Quote:Original post by the_eddQuote:Original post by frobQuote:Original post by fpsgamer
(1) How do we ensure CPU cache coherency in the presence of context switching? For example lets say user program A executes for 10us, then user program B executes for 10us. What methods are used to prevent B from trashing the cache?
The OS and the hardware take care of this for you. If you are writing operating system code at that level, there is a lot of processor documentation and graduate-level literature that you should read.
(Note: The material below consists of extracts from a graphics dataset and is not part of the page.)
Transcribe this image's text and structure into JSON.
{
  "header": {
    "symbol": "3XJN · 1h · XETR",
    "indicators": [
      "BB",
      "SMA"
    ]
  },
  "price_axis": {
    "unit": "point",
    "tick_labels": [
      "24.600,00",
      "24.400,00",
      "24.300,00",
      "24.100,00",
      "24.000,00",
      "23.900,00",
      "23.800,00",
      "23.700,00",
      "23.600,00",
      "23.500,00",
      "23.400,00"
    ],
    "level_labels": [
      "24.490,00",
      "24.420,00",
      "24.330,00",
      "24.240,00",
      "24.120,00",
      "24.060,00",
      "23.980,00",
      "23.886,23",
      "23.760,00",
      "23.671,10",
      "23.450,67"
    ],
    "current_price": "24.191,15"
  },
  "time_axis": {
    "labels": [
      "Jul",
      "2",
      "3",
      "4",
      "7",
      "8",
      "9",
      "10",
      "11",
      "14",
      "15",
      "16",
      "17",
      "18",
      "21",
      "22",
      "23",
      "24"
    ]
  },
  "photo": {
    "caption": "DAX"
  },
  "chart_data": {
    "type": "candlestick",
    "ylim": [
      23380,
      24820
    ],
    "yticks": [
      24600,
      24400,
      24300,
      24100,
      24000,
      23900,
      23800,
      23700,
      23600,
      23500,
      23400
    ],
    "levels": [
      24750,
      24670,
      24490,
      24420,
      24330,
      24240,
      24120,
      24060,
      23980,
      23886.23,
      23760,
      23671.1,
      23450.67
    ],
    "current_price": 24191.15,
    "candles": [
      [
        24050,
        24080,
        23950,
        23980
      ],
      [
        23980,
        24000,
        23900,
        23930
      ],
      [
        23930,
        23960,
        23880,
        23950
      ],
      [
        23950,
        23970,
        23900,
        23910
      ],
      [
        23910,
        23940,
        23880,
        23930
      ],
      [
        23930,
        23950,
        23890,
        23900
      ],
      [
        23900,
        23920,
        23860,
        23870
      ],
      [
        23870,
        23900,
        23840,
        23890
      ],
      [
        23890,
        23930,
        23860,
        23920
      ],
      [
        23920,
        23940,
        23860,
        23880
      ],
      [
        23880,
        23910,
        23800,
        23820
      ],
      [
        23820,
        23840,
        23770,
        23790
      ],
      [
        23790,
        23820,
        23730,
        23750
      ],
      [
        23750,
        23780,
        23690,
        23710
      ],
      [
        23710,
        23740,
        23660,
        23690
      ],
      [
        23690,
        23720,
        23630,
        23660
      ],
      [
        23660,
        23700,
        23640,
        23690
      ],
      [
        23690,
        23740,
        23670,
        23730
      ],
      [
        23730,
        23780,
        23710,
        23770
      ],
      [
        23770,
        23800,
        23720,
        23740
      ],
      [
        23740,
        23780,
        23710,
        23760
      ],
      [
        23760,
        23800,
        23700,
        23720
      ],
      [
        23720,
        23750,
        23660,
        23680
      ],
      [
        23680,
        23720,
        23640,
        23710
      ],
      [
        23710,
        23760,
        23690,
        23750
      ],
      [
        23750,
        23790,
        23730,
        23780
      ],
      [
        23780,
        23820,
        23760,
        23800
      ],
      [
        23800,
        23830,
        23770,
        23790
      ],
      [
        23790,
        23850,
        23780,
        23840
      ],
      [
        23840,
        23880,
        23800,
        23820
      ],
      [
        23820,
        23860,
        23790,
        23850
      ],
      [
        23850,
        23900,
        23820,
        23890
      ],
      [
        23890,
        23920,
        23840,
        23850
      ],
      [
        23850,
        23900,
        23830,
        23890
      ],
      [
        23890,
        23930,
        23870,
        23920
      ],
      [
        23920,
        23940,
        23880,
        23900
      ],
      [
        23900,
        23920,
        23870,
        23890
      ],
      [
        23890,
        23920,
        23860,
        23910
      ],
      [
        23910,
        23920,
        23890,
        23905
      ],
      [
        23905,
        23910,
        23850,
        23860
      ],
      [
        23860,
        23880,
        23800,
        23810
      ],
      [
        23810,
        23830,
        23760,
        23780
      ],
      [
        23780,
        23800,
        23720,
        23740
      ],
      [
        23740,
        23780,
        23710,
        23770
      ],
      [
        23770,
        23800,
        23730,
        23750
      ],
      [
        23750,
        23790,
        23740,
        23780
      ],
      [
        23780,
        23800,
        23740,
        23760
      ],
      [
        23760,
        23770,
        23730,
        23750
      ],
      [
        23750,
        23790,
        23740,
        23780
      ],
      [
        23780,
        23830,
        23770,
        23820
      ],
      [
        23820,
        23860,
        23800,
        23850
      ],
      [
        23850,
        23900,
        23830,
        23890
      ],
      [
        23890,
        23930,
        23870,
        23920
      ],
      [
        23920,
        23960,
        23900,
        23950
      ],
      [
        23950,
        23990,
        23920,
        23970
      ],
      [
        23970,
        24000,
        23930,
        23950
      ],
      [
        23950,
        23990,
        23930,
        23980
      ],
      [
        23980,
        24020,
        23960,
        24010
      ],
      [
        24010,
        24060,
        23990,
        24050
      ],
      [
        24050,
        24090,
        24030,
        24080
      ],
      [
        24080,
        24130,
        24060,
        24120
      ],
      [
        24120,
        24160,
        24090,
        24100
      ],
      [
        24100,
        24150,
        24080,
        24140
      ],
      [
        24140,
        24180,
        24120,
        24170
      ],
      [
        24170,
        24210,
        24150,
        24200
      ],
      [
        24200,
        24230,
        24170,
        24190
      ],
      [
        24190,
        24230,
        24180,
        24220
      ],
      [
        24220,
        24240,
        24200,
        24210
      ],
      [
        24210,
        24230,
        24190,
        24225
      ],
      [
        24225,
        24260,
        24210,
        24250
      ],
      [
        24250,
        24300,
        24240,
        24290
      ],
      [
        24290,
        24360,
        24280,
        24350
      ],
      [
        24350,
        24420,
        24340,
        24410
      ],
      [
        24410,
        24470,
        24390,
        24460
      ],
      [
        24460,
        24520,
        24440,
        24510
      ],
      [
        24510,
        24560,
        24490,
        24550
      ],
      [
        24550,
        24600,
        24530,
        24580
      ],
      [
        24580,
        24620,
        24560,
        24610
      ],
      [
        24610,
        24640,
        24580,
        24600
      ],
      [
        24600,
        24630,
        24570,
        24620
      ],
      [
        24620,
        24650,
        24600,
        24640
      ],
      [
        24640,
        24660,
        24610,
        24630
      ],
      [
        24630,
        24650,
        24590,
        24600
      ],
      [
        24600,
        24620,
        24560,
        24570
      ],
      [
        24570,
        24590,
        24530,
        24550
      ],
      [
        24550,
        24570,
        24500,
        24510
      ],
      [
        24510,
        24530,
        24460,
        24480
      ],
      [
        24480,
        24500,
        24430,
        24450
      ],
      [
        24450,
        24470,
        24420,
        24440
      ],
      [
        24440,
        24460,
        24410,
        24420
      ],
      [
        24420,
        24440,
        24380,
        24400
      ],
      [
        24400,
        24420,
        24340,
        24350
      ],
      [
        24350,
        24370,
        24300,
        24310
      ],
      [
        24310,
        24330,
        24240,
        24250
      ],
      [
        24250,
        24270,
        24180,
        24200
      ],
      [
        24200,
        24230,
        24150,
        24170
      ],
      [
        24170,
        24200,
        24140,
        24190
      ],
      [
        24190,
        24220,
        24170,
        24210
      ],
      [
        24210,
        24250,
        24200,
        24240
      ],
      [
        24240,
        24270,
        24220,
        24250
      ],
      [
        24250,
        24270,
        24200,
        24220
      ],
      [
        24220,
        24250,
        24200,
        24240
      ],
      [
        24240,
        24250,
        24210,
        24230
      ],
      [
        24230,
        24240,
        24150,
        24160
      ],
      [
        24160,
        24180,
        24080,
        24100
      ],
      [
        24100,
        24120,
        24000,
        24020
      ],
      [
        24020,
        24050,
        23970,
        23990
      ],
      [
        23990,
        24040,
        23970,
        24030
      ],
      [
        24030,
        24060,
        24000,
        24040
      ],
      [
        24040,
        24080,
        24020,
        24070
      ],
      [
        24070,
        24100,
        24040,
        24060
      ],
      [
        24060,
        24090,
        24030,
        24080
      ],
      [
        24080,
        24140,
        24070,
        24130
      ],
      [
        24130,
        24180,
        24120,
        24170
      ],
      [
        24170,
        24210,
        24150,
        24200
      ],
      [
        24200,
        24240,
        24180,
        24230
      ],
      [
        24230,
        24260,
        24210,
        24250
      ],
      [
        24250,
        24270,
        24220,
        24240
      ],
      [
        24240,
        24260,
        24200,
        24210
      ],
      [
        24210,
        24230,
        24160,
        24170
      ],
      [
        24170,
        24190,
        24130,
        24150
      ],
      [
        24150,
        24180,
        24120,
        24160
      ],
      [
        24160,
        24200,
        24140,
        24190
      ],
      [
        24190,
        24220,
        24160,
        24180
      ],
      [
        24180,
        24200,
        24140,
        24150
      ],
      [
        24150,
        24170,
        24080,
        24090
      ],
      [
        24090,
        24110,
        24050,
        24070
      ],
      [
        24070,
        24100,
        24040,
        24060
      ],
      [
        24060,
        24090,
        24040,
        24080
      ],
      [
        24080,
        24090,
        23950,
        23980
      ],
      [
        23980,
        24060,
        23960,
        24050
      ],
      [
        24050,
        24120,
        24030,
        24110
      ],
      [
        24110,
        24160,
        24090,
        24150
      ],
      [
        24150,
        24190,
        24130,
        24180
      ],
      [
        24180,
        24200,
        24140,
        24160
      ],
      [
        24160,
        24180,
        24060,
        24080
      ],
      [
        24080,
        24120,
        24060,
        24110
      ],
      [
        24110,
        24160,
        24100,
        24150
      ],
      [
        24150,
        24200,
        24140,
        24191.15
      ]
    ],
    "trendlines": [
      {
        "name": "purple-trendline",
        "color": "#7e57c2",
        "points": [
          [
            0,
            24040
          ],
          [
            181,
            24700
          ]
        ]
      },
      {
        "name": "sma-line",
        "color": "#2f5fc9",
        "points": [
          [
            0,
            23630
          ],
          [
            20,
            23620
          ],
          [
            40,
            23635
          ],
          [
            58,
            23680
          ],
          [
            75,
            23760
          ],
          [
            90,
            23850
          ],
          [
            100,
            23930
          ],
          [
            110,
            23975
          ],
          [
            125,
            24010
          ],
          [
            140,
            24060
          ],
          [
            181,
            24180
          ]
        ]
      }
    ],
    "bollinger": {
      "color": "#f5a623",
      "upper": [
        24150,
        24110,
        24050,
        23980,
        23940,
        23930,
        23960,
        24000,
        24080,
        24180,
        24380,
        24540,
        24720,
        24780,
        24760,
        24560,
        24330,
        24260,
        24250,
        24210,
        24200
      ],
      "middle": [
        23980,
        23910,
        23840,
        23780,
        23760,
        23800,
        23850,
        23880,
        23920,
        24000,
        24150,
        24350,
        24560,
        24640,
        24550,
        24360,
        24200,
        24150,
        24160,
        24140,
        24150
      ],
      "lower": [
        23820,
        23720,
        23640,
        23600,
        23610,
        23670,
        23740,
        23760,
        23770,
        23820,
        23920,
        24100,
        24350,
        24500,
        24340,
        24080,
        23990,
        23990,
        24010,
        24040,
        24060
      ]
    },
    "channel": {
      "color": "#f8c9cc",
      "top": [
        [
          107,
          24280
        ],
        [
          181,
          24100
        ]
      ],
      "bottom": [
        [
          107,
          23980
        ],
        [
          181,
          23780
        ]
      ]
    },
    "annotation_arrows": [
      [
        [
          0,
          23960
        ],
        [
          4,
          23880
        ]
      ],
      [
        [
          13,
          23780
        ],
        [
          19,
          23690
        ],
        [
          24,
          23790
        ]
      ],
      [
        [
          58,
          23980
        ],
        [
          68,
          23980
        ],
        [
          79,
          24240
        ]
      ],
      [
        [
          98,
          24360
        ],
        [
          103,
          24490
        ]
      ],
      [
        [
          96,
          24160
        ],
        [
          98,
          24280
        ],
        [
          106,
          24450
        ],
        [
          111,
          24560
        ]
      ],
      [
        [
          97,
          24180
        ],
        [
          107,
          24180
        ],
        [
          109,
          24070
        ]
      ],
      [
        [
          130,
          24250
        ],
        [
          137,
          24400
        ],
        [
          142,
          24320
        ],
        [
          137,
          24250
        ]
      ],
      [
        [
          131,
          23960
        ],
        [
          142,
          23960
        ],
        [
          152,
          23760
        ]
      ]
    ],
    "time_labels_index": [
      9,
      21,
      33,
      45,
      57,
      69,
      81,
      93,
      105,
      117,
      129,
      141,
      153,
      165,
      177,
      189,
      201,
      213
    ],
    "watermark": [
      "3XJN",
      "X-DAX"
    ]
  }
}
The OS will indeed take care of this for you, but often poorly. For example if thread #1 and thread #2 are continuously updating adjacent elements array[1] and array[2], the OS and/or processor may take locks in the various cache levels to make sure that the writes are seen by all processors, even if they only touch their respective elements.
Related video of a presentation by Herb Sutter with some examples. (skip to around 1:18 for a specific example). And here's a DDJ article.
It's sad, but you really do need to know a little more about your target system to write efficient threaded code.
Pretty cool video but he takes way too long to get his point across about how you can always get more bandwidth but are limited by latency.
Just having built my own computers for the last 10 years I could've told you harddrive and memory speeds suck compared to the cpu! And how they tried to hide it with larger L1,L2 and now with AMD newest cpu's L3 cache!
Anyways, I only got halfways since I don't have like 2hrs(faster than reading the hennessy/patterson or intel books though) to watch the whole thing and he never even got around to actually doing any programming and didn't cover multicore at all. I'm guessing he just gave suggestions for keeping the pipeline full using threads or something similar in the end?